Internet-Draft | ALVC Container | October 2025 |
Tansey & Tansey | Expires 16 April 2026 | [Page] |
This document specifies the Adaptive Layered Voice Container (ALVC), a codec-agnostic framing and metadata container that enables progressive voice delivery in constrained and lossy networks. ALVC defines a Base layer that is intelligible on its own at sub-kilobit rates, and optional Enhancement layers that improve quality when additional capacity is available. The container supports store-and-forward operation, progressive enhancement, unequal error protection signaling, and receiver behavior for seamless splice-and-improve playback. ALVC does not define a new speech coding algorithm; it multiplexes existing voice coders within a layered container.¶
This Internet-Draft is submitted in full conformance with the provisions of BCP 78 and BCP 79.¶
Internet-Drafts are working documents of the Internet Engineering Task Force (IETF). Note that other groups may also distribute working documents as Internet-Drafts. The list of current Internet-Drafts is at https://datatracker.ietf.org/drafts/current/.¶
Internet-Drafts are draft documents valid for a maximum of six months and may be updated, replaced, or obsoleted by other documents at any time. It is inappropriate to use Internet-Drafts as reference material or to cite them other than as "work in progress."¶
This Internet-Draft will expire on 16 April 2026.¶
Copyright (c) 2025 IETF Trust and the persons identified as the document authors.
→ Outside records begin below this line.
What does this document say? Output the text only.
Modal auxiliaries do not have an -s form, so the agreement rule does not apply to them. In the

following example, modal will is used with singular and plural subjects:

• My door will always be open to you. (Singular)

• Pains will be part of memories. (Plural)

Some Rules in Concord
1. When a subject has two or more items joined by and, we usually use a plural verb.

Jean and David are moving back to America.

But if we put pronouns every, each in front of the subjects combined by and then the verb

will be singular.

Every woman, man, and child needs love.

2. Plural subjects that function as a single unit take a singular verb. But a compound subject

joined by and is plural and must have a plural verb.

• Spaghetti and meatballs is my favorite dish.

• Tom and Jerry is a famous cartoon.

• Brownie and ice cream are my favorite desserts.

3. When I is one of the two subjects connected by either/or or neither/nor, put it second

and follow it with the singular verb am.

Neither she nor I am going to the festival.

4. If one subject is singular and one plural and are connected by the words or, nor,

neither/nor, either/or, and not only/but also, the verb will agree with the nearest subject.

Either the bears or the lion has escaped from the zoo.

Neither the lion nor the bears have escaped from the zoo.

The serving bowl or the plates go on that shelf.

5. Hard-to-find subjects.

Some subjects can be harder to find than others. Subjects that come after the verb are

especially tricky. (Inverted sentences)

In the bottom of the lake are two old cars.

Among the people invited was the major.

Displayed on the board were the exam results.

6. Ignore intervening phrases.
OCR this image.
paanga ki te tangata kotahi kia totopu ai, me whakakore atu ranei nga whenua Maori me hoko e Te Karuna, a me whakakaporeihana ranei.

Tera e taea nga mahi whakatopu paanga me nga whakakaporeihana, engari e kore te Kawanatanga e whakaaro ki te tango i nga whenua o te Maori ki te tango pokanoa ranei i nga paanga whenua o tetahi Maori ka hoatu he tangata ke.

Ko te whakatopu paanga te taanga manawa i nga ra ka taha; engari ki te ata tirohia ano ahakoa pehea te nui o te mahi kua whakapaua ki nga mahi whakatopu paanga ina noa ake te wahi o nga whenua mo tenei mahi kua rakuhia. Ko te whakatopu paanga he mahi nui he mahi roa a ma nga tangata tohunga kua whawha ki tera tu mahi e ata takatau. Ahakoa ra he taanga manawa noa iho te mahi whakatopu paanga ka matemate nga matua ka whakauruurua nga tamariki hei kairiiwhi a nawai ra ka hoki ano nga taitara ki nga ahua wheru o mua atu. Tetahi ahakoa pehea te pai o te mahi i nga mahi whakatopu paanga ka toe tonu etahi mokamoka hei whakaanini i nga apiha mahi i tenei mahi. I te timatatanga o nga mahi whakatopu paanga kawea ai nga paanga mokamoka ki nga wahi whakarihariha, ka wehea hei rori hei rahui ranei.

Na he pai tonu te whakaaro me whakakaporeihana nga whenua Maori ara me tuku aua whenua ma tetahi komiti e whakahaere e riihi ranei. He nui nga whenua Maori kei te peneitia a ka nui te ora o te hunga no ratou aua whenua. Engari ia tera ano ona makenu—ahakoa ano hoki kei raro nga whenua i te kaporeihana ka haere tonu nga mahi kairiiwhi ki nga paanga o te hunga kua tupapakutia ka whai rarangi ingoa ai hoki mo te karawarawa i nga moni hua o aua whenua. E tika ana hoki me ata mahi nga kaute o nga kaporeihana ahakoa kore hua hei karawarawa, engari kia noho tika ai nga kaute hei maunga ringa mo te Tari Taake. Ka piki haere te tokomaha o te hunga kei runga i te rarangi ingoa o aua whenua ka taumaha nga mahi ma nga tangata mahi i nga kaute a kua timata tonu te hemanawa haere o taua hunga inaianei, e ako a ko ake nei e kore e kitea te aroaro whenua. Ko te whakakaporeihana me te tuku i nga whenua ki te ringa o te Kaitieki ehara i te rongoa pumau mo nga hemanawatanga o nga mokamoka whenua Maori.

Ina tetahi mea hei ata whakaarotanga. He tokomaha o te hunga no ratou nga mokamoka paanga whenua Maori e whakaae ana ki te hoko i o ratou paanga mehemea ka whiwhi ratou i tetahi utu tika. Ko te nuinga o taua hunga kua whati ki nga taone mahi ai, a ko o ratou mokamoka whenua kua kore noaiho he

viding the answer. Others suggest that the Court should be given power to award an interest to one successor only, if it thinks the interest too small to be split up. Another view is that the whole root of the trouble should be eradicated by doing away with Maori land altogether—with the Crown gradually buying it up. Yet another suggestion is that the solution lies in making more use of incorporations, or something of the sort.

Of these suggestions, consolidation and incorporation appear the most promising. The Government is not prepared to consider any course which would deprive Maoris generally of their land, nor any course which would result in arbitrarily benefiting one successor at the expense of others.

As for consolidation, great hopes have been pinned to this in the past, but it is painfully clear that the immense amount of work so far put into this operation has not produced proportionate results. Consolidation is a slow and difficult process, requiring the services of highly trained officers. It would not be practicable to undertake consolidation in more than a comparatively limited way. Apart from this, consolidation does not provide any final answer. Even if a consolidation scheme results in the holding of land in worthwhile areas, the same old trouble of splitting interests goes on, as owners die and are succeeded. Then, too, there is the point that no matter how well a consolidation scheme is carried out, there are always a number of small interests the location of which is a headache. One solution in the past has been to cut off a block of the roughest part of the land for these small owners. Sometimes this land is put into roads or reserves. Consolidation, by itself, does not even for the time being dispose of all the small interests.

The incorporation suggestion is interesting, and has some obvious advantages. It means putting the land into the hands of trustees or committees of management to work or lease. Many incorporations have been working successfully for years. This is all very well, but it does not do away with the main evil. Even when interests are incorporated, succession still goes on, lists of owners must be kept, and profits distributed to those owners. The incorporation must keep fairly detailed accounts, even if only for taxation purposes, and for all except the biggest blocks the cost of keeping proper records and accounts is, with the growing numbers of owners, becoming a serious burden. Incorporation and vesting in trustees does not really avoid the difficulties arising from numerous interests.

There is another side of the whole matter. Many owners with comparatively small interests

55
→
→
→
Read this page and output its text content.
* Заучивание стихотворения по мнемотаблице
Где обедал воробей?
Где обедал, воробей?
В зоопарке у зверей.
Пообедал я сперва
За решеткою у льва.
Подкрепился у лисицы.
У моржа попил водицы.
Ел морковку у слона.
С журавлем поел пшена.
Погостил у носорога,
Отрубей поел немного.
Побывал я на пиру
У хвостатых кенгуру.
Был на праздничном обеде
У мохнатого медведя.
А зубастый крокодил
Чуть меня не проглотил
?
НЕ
All rights reserved.¶
This document is subject to BCP 78 and the IETF Trust's Legal Provisions Relating to IETF Documents (https://trustee.ietf.org/license-info) in effect on the date of publication of this document. Please review these documents carefully, as they describe your rights and restrictions with respect to this document. Code Components extracted from this document must include Revised BSD License text as described in Section 4.e of the Trust Legal Provisions and are provided without warranty as described in the Revised BSD License.¶
Low-power and highly constrained links (for example LPWANs) cannot sustain traditional conversational streaming. ALVC provides a simple container for layered audio so that a small Base layer is delivered first for intelligibility, with optional Enhancements sent later. The container is transport-agnostic and can be mapped to different networks; a companion document describes a SCHC mapping for LPWAN [ALVC-SCHC].¶
The key words "MUST", "MUST NOT", "REQUIRED", "SHALL", "SHALL NOT", "SHOULD", "SHOULD NOT", "RECOMMENDED", "NOT RECOMMENDED", "MAY", and "OPTIONAL" in this document are to be interpreted as described in BCP 14 ([RFC2119], [RFC8174]) when, and only when, they appear in all capitals, as shown here.¶
ALVC multiplexes one Base stream and zero or more Enhancement streams across time-aligned windows (for example 20 ms or 40 ms). Each window is a self-contained set of frames that can be played as soon as the Base frame is available. Enhancements, when present, refine the audio for the same window.¶
ALVC is codec-agnostic: the Base frame is typically produced by a very low bitrate coder (for example Codec2), while Enhancements may be produced by a higher-fidelity coder (for example LPCNet or Opus) configured to refine the same speech segment. The precise codec choices are outside the scope of this document.¶
Each ALVC frame carries structured metadata followed by codec payload. Fields:¶
The Base layer for a window MUST be decodable on its own. Enhancement layers for a window MUST refine, but MUST NOT be required for basic intelligibility. Receivers MUST render the best available layer for each window as data arrives.¶
Receivers maintain per-window state. On arrival of a Base frame for window N, the window becomes immediately playable. If one or more Enhancements for window N later arrive, the receiver SHOULD splice-in the improved audio without glitch, using a crossfade or codec-specific switch. Missing or invalid Enhancements MUST NOT block Base playback. Implementations SHOULD expose progress to the application layer, such as "Base-only", "Enhanced L1", "Enhanced L2".¶
Senders SHOULD prioritize timely delivery of upcoming Base windows to sustain continuous intelligible playback, then transmit earliest-missing Enhancements for already-playable windows. Senders MAY include parity or forward error correction and indicate this with the parity_present flag. Transport-specific scheduling (for example SCHC fragmentation or channel hopping) is out of scope here but is discussed in the SCHC mapping document [ALVC-SCHC].¶
Example timing: A clip is encoded into 20 ms windows. The Base stream averages about 0.5 kb/s. Enhancement L1 averages 1.0 kb/s. During constrained periods, only Base is delivered; when capacity improves, the sender backfills L1 for the earliest windows missing enhancement.¶
ALVC frames SHOULD be protected end-to-end using an authenticated encryption scheme. Integrity failures in Enhancement frames MUST NOT affect Base playback; such frames are discarded. Metadata should be minimized consistent with receiver needs.¶
This document does not create any new IANA registries. If a public registry of ALVC codec identifiers is later desired, it can be defined in a follow-up document.¶
Added BCP 14 requirements-language, clarified container scope and receiver behavior, added explicit field list and examples, aligned text with SCHC mapping companion, ASCII cleanup.¶